Product memo
AI infrastructure planners and developers use SelfHostLLM to estimate the hardware demands of large language models. It calculates GPU memory requirements and maximum concurrent requests, accounting for model architecture, quantization, and KV cache. This helps teams efficiently provision resources for self-hosted LLM inference, including complex Mixture-of-Experts models.
For who
AI infrastructure planners and developers
Solves what
Estimates GPU memory and concurrent requests for self-hosted LLMs.
- GPU memory calculation
- Concurrent request estimation
- Performance prediction
In their own words
SelfHostLLM
GPU Memory Calculator for LLM Inference
Calculate GPU memory requirements and max concurrent requests for self-hosted LLM inference. Support for Llama, Qwen, DeepSeek, Mistral and more. Plan your AI infrastructure efficiently.
Commercial cues
Model
free only
Free tier
Yes
Trial
No
Pricing Strategy
SelfHostLLM offers a free tier; paid plan details are not publicly priced.

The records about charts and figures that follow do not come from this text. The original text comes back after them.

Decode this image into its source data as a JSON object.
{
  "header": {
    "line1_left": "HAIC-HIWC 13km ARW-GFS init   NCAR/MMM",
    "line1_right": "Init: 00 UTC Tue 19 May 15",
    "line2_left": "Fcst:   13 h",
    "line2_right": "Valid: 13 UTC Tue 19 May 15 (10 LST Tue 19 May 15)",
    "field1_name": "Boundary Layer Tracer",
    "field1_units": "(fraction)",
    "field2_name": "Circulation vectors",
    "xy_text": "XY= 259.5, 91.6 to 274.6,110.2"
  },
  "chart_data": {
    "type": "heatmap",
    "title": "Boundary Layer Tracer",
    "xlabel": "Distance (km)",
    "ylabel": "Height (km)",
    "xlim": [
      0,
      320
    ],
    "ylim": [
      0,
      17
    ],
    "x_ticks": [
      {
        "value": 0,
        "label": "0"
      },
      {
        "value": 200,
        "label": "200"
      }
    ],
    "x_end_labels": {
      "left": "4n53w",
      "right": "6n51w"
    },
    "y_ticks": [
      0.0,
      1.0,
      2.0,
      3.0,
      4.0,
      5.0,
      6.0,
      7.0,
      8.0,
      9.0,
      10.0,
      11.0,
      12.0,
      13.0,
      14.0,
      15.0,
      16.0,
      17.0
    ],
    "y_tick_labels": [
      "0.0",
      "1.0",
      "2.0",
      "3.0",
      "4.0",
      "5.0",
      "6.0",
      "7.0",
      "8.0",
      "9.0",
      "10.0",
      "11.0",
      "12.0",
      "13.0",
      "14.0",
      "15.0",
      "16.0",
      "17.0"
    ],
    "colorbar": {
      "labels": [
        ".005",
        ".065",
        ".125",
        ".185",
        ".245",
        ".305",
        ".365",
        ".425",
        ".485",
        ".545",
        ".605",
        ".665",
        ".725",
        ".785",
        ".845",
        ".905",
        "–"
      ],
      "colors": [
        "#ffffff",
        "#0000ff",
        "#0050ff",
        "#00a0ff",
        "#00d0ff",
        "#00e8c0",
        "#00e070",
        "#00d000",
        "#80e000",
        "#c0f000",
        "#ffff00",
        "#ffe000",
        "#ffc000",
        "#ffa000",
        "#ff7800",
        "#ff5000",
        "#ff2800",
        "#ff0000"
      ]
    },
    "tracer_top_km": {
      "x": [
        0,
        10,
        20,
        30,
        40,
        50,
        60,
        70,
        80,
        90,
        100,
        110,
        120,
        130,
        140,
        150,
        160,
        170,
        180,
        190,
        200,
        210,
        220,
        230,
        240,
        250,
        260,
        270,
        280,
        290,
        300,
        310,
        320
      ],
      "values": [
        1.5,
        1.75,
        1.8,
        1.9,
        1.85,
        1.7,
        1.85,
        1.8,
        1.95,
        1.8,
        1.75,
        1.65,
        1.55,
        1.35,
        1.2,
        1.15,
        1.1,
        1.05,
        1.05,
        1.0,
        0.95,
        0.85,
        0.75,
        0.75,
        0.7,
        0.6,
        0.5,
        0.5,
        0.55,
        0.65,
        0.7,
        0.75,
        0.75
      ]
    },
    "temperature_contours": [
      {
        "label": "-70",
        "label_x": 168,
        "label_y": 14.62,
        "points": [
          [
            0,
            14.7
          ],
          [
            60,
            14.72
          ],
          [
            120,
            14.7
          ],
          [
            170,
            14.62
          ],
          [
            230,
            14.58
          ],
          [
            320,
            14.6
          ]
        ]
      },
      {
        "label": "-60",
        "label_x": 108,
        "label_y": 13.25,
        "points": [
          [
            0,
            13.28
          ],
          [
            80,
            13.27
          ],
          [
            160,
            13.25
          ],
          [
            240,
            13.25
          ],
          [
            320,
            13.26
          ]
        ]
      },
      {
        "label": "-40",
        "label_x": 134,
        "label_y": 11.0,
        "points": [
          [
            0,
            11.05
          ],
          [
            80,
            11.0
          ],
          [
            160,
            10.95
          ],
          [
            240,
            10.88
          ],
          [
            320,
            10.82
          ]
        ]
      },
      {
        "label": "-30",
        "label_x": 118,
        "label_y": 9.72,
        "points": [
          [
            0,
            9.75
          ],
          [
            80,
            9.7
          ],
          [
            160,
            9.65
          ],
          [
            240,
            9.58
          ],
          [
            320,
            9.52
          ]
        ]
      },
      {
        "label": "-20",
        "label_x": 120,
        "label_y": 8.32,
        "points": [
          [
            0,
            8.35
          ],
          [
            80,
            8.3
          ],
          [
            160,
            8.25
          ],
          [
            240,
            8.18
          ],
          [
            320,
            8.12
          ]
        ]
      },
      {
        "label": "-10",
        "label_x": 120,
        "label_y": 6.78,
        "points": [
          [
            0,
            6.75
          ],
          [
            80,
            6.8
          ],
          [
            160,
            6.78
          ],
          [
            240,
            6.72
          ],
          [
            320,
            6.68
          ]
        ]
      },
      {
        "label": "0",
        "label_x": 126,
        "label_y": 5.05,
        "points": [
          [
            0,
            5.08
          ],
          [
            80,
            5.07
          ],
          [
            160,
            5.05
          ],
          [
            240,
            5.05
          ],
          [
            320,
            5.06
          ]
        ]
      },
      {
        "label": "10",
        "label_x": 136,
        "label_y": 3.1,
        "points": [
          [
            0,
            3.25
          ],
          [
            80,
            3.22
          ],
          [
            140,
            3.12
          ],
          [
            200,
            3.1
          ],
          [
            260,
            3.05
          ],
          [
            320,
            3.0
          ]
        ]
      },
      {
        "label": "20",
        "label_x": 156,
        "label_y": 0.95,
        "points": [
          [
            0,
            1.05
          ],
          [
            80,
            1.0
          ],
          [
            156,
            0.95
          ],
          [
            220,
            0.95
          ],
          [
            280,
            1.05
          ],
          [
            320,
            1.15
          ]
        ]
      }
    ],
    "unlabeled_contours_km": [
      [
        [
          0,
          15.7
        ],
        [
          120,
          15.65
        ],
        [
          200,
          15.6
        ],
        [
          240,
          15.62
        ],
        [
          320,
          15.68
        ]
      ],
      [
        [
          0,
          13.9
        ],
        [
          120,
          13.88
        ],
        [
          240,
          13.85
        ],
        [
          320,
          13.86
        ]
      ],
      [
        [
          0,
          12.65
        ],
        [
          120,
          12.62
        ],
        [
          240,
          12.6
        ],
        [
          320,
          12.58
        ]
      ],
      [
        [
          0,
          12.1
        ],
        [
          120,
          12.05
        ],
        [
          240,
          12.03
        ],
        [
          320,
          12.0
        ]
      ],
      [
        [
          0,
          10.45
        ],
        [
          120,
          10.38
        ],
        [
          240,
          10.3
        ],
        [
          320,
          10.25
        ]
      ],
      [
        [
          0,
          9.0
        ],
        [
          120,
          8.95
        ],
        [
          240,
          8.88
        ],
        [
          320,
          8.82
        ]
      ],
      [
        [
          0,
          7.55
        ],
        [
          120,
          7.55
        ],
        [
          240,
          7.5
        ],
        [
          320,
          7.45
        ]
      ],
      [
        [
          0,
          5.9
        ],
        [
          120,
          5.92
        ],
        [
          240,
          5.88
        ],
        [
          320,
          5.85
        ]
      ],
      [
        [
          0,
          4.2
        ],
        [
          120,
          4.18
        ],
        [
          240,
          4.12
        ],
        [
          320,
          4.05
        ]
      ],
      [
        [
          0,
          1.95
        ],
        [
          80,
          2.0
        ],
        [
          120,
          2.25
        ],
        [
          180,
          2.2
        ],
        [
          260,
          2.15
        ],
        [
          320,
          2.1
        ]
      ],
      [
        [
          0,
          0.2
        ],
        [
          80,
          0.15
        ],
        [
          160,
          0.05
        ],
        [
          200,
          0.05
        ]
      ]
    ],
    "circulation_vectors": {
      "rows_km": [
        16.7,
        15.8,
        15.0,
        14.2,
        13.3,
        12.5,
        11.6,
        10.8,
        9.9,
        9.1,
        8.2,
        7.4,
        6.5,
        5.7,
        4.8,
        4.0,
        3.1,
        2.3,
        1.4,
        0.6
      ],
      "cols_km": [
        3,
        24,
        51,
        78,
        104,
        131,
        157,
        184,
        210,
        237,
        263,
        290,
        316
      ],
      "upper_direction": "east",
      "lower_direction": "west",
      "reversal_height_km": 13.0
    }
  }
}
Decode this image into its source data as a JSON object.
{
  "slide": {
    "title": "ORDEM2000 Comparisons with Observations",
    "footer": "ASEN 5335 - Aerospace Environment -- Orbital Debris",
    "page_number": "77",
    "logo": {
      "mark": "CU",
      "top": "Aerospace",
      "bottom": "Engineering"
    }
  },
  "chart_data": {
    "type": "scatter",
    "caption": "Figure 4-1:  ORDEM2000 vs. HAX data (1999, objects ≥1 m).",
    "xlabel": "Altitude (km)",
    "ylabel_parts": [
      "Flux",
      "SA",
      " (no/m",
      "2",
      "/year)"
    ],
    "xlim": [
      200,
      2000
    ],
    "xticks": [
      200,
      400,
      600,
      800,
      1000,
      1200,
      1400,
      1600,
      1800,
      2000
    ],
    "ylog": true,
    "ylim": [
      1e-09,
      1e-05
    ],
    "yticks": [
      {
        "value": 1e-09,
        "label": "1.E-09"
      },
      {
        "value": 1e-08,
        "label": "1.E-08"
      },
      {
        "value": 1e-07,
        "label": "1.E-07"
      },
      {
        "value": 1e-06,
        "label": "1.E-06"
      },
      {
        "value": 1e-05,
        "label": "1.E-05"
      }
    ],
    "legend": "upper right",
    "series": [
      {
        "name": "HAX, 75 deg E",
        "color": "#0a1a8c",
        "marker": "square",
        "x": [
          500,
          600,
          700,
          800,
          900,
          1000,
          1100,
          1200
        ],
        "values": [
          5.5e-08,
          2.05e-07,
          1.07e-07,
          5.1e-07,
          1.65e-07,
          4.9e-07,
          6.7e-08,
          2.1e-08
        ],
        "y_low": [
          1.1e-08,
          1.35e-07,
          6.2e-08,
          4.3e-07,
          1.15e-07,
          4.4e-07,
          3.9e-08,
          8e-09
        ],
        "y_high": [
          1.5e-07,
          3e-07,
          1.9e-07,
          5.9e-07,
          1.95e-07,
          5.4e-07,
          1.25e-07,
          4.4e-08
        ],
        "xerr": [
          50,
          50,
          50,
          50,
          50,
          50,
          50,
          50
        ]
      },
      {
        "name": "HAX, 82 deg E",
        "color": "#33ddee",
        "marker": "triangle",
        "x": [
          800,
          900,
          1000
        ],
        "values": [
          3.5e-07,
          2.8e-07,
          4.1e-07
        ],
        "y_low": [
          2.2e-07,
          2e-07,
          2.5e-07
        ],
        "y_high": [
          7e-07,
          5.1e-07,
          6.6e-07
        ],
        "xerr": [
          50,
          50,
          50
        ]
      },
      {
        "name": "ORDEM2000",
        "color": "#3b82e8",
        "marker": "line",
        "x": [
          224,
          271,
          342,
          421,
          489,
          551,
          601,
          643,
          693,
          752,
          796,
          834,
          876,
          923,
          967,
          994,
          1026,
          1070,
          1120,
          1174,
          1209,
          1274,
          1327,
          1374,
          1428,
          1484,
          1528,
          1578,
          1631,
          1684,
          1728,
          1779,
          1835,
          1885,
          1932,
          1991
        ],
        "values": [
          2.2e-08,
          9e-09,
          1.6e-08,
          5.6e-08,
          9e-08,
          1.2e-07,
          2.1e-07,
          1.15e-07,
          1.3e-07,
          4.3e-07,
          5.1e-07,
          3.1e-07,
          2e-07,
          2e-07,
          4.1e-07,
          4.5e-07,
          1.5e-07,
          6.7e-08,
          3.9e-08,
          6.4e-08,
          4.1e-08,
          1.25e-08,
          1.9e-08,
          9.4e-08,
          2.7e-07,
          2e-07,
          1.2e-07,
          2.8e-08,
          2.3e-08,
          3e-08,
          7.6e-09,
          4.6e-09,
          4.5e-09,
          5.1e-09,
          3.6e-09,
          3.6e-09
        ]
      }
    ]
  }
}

- • No recurring costs, focusing purely on the tool's listed feature value.
- • Free tier lowers testing friction.
Operator context
Operating setup
Team
Indie / lean
LLM classification
Founded
Aug 2025
Platform
Web app
Audience
Developers
Social footprint
Builder Strategy
- Strategy Type
- Niche Specialist
- Stage
- Bootstrapped Lean
- Effort
- Solo Buildable
About SelfHostLLM Expand
SelfHostLLM provides a focused tool for AI infrastructure planners and developers. It helps estimate the GPU memory and concurrent request capacity needed for self-hosting large language models.
The calculator accounts for various factors, including model architecture, quantization, and KV cache, supporting models like Llama, Qwen, DeepSeek, and Mistral. This as a free, specialized utility removes friction for users needing precise hardware estimates, making it a valuable resource for efficient AI infrastructure planning and deployment.